A series of wind tunnel tests revealed the unusual engine inlet positioning for NASA’s supersonic X-plane meets the performance goals for the Lockheed Martin-designed aircraft, a NASA Glenn Research Center aeronautics engineer says.
The quiet supersonic transport (QueSST) X-plane demonstrator will begin a series of flight tests in 2020 with an inlet placed atop the fuselage and behind the cockpit, a rare configuration for a supersonic aircraft not seen since early 1950s designs, such as the Douglas X-3 Stiletto and Convair F2Y Sea Dart.
The unusual engine placement is driven by the purpose of the QueSST demonstrator, explains Ray Castner, a NASA Glenn engineer, speaking at the Experimental Aircraft Association’s annual event in Oshkosh, Wisconsin on 25 July.
NASA is funding the flight demonstration to evaluate how boom-shaping techniques developed after decades of research affect how humans perceive the acoustic disruption caused by breaking the sound barrier.

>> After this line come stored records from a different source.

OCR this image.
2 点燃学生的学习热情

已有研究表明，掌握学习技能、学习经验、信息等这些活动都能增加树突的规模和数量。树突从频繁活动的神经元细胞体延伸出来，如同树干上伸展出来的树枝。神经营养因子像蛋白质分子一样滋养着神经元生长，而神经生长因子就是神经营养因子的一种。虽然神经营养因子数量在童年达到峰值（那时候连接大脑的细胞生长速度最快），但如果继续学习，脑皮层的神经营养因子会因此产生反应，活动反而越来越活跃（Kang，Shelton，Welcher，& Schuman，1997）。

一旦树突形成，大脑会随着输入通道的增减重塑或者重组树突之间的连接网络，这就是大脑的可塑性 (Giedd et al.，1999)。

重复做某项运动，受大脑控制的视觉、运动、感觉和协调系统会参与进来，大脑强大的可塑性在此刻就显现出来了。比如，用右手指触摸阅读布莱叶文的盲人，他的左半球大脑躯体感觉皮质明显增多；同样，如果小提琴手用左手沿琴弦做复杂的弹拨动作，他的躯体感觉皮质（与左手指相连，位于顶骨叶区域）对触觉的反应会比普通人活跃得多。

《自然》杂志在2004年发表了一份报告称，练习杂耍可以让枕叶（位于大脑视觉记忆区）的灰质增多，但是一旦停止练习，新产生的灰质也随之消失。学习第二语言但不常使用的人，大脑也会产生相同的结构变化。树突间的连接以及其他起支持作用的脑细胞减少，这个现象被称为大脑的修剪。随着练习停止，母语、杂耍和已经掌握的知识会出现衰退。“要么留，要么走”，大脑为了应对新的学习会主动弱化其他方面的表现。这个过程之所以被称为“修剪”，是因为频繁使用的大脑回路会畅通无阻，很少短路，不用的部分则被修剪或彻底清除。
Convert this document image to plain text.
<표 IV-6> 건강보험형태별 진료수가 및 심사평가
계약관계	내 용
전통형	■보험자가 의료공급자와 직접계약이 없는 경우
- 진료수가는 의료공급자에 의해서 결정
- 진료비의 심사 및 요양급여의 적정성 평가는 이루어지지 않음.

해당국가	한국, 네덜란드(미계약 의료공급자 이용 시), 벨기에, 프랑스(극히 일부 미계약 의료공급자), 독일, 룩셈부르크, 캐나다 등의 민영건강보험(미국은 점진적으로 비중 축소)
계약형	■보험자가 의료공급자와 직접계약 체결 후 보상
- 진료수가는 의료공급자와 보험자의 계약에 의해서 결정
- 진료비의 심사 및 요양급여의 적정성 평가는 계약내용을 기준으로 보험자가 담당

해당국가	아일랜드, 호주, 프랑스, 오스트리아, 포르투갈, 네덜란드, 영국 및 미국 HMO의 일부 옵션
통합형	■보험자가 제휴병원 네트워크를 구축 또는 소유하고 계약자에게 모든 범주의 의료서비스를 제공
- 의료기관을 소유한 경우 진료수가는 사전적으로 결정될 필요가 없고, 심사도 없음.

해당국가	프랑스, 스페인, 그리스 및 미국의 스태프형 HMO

NASA will present the data to the US Federal Aviation Administration by the mid-2020s, with the hope of persuading the agency to modify or eliminate a half-century-old ban on supersonic flight by civilian aircraft over populated areas.
“Most supersonic aircraft have the engines near the front on the nose or underneath in the clean air flow,” Castner says. “We now have our engine up top and that’s for boom-shielding. That way, the disturbance from the engine goes up, and does not propagate down to the ground and contributes to boom signature.”
NASA’s Glenn Research Center in Cleveland, Ohio, performed 73h of testing of a model of the X-plane in the facililty’s 8ft X 6ft wind tunnel, the first such laboratory tests of such an engine inlet position for a supersonic aircraft of which the agency is aware.
The result satisfied NASA’s engineers that the X-plane’s unique inlet position will work.
“This inlet is actually more efficient than I thought it would be,” Castner says. “It was about 96-98% efficient, so that’s pretty good.”
Although the positioning was different, the nature of the NASA’s QueSST demonstration allowed Lockheed to use a relatively simple inlet design. NASA plans to have the aircraft take-off, make two passes over a city at Mach 1.4, then land. The design includes a diverterless bump to steer boundary layer airflow away from the inlet, but requires no moving pieces required for supersonic aircraft designed to cruise at higher speeds.
“It’s a [sonic] boom demonstrator. It’s not an inlet demonstrator. There is a higher performing inlet that we could have chosen, but a lot of those inlets have moveable parts,” Castner says.
NASA’s concerns about boundary layer flow over the top of the fuselage with the inlet’s placement drove other design decisions, he adds. After Lockheed completed the preliminary design, NASA released an image of the demonstrator with six vortex generators set between the cockpit canopy and the engine inlet. Lockheed placed the vortex generators there to energise the boundary layer flow and prevent the inlet from ingesting that relatively stagnant air, he says.
The Glenn wind tunnel also performed aerodynamic tests of the X-plane model in more than 40 different configurations.
The design is shaped to the reduce the sonic boom disruption to 75db on the ground, compared to 105db for the British Aerospace/Aerospatiale Concorde. That design goal drives the designers to extend the length of the nose almost absurdly. The extra length of the nose reduces the pilot’s forward visibility, so NASA is installing an external vision system (XVS) for the pilot to see straight ahead. Canard surfaces placed just forward of the cockpit to help shape the position of the supersonic shockwave, Castner says.
The aircraft also features small surfaces on the vertical stabilizer that form miniature T-tail: “It’s only job is boom-shaping,” Castner says. “It contributes to the low sonic boom signature.”
NASA plans to release a solicitation to industry for contractors to build the Lockheed X-plane design starting in Fiscal 2018.